A shutdown would also affect the publication of major economic data, such as GDP, inflation and employment, which are crucial for policymakers and investors. This could hamper the decision-making process of the Federal Reserve, which is expected to start tapering its bond-buying program soon. It could also increase volatility in the stock and bond markets, as investors react to the lack of information and guidance.
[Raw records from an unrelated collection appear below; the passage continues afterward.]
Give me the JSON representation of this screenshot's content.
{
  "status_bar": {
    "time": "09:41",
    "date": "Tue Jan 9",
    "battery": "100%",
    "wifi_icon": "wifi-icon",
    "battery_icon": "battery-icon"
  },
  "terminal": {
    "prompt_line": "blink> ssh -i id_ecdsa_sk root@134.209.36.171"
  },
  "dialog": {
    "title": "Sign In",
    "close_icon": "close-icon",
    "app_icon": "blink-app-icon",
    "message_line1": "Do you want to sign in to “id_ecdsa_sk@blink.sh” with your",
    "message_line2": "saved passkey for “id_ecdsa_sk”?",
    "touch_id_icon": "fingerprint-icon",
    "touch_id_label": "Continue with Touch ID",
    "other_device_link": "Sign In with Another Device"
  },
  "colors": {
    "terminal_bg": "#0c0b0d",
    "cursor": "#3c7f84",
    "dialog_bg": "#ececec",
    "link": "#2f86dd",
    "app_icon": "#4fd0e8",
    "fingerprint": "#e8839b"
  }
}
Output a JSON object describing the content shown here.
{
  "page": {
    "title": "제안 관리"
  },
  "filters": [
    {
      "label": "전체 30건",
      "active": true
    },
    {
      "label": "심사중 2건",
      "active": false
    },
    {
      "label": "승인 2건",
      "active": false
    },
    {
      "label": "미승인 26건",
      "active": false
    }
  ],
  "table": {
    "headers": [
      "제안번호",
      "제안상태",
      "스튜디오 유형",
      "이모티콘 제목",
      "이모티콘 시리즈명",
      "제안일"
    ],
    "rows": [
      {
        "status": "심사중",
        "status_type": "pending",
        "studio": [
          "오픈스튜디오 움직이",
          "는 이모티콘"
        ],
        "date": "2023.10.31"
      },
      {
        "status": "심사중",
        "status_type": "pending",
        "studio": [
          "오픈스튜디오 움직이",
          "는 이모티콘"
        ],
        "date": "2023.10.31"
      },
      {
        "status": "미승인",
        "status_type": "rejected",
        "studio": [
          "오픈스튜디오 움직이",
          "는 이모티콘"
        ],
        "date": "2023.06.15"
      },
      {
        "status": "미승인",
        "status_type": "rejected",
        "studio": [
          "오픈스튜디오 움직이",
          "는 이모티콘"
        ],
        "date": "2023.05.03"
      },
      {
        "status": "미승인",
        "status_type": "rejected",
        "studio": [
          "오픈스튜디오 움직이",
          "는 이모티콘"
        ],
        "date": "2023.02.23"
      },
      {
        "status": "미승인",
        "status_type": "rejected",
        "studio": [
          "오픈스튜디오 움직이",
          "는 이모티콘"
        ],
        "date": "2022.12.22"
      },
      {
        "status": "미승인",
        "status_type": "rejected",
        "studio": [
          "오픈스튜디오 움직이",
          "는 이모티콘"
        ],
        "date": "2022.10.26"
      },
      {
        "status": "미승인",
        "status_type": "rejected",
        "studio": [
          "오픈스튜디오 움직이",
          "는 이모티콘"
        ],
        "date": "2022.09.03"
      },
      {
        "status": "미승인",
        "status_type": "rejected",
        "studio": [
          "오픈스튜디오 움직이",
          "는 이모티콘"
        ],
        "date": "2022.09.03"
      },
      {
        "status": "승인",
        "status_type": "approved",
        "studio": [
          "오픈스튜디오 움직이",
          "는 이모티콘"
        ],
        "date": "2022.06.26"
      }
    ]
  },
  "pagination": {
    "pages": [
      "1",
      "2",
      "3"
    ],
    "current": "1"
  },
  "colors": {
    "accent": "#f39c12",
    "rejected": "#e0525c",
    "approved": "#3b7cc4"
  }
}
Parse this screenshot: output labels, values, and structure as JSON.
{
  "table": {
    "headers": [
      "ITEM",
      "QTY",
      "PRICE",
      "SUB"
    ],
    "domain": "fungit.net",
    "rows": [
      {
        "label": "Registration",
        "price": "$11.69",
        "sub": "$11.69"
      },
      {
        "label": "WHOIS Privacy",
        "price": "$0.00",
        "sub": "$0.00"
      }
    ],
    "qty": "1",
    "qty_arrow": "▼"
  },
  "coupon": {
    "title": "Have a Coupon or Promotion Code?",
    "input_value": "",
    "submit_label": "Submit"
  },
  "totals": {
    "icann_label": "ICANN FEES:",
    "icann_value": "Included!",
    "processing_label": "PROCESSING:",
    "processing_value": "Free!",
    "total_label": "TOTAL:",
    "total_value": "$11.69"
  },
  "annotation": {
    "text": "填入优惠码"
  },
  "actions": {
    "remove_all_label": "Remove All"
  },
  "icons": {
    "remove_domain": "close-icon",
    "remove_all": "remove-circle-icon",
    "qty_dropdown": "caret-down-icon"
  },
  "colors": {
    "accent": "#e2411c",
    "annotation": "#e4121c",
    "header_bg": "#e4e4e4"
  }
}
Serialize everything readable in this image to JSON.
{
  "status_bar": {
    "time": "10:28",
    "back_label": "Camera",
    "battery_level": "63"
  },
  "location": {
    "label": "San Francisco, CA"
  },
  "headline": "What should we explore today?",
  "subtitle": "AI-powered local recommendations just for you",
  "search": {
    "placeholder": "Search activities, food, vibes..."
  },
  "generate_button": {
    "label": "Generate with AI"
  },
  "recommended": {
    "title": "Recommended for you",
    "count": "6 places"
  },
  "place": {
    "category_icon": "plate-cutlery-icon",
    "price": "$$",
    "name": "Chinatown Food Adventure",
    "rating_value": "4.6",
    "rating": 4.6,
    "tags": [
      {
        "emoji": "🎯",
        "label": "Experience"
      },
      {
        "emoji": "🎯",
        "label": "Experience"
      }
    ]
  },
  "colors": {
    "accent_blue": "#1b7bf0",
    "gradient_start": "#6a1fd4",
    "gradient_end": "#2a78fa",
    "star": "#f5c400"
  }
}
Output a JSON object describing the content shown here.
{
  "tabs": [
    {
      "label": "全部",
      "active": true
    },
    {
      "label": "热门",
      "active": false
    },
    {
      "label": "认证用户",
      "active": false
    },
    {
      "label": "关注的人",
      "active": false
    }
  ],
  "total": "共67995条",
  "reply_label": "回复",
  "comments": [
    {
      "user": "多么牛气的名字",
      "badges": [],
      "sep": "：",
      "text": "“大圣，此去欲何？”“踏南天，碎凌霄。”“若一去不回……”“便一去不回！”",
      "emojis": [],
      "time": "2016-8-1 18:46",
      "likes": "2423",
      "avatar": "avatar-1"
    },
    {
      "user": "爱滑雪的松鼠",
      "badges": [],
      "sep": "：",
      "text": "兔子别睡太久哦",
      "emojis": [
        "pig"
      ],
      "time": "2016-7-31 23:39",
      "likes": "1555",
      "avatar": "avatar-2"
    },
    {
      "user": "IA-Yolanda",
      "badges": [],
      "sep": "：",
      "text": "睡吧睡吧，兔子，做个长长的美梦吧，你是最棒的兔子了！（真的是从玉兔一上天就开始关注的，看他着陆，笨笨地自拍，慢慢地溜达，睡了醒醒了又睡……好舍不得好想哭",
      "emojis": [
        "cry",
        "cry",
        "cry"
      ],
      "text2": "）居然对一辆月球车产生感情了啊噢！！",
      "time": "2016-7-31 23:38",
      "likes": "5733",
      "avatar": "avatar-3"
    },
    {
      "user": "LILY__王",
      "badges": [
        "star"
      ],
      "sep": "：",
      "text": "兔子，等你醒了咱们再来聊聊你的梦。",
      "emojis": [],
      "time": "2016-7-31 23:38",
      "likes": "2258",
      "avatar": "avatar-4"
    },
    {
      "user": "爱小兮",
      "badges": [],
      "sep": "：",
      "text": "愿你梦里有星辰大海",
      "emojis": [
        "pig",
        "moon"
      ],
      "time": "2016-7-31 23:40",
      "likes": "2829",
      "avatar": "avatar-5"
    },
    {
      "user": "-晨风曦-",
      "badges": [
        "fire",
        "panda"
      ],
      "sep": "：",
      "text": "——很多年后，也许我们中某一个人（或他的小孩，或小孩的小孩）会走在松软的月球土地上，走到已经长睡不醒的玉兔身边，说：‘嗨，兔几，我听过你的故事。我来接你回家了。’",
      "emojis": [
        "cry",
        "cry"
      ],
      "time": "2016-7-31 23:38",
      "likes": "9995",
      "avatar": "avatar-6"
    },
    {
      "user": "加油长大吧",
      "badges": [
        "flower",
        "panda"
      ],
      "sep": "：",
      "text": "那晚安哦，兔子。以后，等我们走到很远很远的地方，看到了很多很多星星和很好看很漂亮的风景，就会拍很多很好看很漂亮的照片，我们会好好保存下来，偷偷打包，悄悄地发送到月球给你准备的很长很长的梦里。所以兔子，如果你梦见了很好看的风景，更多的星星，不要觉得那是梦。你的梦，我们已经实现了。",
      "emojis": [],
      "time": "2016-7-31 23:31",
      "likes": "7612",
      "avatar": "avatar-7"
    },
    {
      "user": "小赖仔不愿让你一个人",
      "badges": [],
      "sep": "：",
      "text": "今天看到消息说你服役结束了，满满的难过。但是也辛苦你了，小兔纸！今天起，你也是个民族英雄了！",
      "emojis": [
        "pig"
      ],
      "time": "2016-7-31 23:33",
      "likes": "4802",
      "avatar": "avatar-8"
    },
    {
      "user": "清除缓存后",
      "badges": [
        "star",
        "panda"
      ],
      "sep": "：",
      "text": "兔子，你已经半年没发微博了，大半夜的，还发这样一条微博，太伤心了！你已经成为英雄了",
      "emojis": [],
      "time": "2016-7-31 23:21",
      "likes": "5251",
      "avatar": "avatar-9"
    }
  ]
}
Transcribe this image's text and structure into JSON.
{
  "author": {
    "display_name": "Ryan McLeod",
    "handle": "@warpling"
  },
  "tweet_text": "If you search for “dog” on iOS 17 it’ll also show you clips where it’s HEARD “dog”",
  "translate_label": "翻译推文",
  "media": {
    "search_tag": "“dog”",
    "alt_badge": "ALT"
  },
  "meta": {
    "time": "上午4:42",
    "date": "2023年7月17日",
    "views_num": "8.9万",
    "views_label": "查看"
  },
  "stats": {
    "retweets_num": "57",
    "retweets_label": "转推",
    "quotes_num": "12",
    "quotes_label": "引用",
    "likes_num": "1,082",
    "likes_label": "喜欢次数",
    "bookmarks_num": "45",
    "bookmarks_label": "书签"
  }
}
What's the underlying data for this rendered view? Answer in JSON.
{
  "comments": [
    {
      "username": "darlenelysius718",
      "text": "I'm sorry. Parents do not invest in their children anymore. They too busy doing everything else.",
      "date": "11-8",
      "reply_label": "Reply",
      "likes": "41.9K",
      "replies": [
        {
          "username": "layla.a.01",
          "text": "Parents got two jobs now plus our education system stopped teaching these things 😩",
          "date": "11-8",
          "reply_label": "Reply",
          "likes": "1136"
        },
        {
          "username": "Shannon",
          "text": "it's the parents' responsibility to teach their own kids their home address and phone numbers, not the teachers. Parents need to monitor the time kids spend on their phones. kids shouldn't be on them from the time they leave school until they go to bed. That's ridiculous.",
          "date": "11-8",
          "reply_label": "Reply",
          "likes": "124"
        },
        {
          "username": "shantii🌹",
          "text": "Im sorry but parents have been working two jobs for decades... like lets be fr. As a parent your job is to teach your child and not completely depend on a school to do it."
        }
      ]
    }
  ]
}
Shutdown looms amid political deadlock
The possibility of a shutdown is looming over Washington DC, as Congress has only a few days left to pass a spending bill by October 1, when the new fiscal year begins. However, there is a deadlock among Republicans in the House of Representatives, who are divided over whether to support a bipartisan infrastructure bill and a larger social spending package proposed by President Joe Biden.
Some hardline conservatives are threatening to withhold their votes for the spending bill unless the infrastructure bill is delayed or scrapped. They argue that the infrastructure bill is too expensive and would add to the national debt. They also oppose the social spending package, which includes measures such as expanding health care, child care, education and climate action.
However, some moderate Republicans and Democrats are in favor of passing both bills, saying that they are necessary to boost the economy and address long-term challenges. They also warn that failing to fund the government would damage the country’s reputation and credibility.
The White House has said that it is planning for a potential shutdown, but hopes that Congress will reach an agreement before the deadline. It has also urged lawmakers to raise or suspend the debt ceiling, which is another looming issue that could trigger a default on US obligations if not resolved by mid-October.